Commodity Alpha Q4 2021 & beginning Q1 2022 commentary
Instruments traded | CFDs on Commodities |
Investment style | Systematic investing based on stocks’ relative strength |
2021 return | 87.84%* |
Annualised volatility | 24% |
Average trades per week | 10 |
Market overview
Commodities ended the last quarter of 2021 lower, with the Bloomberg Commodity Index shedding -1.6%.
The final three months of the year were volatile, characterized by a slowdown of momentum across sectors as the broad rally in commodities appeared to decline. The uncertainty surrounding the severity of Omicron variant and potential for governments to impose further lockdowns globally caused markets to sell off violently in November.
Agriculture
Agriculture was the least profitable sector, with losses driven primarily by short positions in the Soy complex (Soybeans, Soybean meal and Soybean Oil) as well as Corn. The short positions performed well over November in the broad market sell-off, however took a downfall in December. . A worldwide shortage and record high prices of fertilizer are driving up food costs and creating a crisis. The production of fertilizer requires large amounts of gas, and the sharp rise in energy prices had driven up production costs. Additionally, the record-breaking draught in Chile had an impact on agriculture.
Energy
The strategy had long and short positions across the barrel, which resulted in average returns for Energy.
In Natural Gas, a shortage in supply had caused an explosion in prices which pulled energy markets higher, sending Europe and the UK into an energy crisis. A combination of factors led to this: a loss of supply from a fire in the main Norwegian gas plant, feed gas issues from Trinidad and Nigeria, less volume from Russia, aggressive restocking by Asia ahead of the winter season and very low wind speeds.
Livestock
Livestock was the strategie’s strongest sector, with positive contribution every month of Q4 2021.Historically, hogs were at premium due to the African Swine Fever that decimated the hog herd in China. This led to China bidding up hogs from around the world briefly sending the price of pork to a premium over beef. Since then, the hog herd has replenished sending prices lower.
Metals
Metals was the next strongest sector for Q4 2021. The short positions in Palladium and Silver did well as markets trended lower from a high peak that was caused by the supply issues from years before. Gold was also a strong performer where the strategy made money on the long side, opportunistically buying when conditions were favorable.

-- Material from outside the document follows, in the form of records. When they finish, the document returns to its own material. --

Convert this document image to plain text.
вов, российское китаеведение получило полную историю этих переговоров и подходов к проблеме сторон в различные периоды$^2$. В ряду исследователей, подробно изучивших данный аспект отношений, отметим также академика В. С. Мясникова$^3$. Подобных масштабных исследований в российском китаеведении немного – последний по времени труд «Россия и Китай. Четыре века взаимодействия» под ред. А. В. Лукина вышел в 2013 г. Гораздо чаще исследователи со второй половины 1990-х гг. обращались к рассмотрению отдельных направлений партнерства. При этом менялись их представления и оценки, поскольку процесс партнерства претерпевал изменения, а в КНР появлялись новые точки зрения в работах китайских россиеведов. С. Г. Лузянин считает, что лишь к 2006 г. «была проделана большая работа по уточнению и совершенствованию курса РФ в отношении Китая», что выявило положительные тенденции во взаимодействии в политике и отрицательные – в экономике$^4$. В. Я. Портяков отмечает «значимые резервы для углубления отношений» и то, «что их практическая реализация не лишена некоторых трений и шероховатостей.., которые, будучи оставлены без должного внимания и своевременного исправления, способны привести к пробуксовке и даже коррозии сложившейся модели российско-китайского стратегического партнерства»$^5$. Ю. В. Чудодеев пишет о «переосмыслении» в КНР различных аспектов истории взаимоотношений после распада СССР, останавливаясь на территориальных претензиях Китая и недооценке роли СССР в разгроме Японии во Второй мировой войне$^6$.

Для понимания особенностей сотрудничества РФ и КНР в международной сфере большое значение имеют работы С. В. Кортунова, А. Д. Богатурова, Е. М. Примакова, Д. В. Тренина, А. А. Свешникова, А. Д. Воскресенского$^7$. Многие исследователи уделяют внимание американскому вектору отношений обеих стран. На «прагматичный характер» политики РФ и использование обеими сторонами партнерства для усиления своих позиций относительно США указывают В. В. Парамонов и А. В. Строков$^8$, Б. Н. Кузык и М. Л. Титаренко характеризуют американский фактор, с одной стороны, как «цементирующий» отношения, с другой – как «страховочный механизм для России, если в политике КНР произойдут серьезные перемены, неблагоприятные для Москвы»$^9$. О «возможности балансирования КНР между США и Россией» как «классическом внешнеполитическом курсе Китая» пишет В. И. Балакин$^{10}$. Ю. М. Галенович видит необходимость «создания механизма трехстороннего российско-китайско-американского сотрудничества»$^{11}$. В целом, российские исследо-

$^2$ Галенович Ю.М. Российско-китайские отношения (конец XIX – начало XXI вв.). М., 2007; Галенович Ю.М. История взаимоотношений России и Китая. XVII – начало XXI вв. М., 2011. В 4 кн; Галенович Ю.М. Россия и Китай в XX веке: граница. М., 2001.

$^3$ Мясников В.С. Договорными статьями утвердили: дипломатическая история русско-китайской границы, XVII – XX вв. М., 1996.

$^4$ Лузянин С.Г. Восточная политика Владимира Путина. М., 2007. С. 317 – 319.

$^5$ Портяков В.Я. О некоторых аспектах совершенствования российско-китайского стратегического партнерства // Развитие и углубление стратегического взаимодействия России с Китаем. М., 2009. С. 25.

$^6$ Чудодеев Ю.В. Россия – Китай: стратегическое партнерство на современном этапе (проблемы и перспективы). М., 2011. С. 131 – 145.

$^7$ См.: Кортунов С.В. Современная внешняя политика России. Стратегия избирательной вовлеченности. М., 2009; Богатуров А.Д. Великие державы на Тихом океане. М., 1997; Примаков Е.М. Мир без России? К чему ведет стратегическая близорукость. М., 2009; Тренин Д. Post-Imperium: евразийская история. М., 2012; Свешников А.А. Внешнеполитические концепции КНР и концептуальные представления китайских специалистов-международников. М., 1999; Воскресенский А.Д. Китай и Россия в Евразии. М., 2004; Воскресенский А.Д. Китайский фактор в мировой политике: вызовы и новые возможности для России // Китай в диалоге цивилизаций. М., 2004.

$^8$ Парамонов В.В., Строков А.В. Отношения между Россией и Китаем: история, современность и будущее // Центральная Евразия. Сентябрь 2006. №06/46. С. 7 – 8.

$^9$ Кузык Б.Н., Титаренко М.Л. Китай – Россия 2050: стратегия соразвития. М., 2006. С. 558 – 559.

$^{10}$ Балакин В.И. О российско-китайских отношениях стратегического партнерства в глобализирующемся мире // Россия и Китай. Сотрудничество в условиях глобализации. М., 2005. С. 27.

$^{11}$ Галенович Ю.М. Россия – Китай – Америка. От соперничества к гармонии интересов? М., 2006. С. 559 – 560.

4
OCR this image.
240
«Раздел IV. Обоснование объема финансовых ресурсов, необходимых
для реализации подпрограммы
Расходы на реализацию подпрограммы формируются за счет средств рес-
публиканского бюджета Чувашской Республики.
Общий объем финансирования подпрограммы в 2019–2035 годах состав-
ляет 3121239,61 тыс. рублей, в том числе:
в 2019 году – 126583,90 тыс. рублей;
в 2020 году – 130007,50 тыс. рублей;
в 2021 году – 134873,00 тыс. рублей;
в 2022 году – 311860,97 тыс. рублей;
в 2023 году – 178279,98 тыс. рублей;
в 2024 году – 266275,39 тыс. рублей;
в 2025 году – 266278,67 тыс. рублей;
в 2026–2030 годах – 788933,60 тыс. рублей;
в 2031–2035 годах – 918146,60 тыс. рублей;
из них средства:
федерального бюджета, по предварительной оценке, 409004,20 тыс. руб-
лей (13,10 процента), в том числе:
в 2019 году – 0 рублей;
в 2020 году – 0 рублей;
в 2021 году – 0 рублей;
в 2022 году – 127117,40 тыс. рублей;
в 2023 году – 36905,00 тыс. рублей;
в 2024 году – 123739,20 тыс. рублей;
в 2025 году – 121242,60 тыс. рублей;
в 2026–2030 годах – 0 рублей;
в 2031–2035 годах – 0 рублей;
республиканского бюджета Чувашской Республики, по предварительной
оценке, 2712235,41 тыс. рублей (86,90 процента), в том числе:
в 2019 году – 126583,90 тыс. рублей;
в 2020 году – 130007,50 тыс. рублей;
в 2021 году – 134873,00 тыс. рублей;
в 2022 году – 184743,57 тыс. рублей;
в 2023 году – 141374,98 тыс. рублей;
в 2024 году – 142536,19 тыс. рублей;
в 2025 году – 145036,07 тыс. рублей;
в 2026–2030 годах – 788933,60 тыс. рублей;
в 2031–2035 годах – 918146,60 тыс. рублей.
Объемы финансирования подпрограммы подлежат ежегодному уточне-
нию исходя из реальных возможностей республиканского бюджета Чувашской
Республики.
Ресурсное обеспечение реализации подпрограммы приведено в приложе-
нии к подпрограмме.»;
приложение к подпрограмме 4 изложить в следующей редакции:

85% of annual Palladium demand comes from the global automotive industry, which uses the metal in catalytic converters to control polluting emissions. In the short-term demand has been reduced as the global semi-conductor shortage has reduced car sales. Longer term, producers are concerned that demand is being destroyed by electric vehicles which don't require the catalytic converter.
Strategy performance (net of fees)
Since inception (May 2020): 114,39% ( net of trading costs, service fee and performance fee - considering a performance fee for investing since inception but, since your performance fee will depend on your point of entry, your net returns will vary too).
Beginning of 2022
January has been a challenging month for the strategy, where the short book took a downfall. In January, the short exposures have not performed well since those commodities in fact rallied. At the same time, the long positions have not moved up as much (or in some cases fell). Short positions in Agriculture have been the toughest sector with losses driven by the soy-complex, followed by energy.
In energy, there is a shortage of oil inventory as OPEC+ have restricted output to drain the excess supplies that accumulated over the past two years. The fear that Omicron would bring further lockdowns has gone and markets expect demand for oil to continue to grow. Natural Gas prices have also rallied, pricing in a disruption to export, on a Ukraine-Russia war.
Volatility itself is neither good or bad; but a change of volatility characteristics of a commodity increases the difficulty of identifying price behavior, thus trade signal. It is also important to note that this model assigns a conviction to trade signals and only enters the highest conviction trades. Despite this, it is quite likely that any single commodity or position, at any given time, may not be correct and that is why the strategy always diversifies its exposure and positions are sized according to the volatility of the commodity. If there is a volatility breakout that is not modelled, then indeed that can create an unanticipated impact on returns. However, the likelihood that the model gets the signal wrong for every position at the same time, and that all volatility breakouts go against the portfolio, is highly improbable.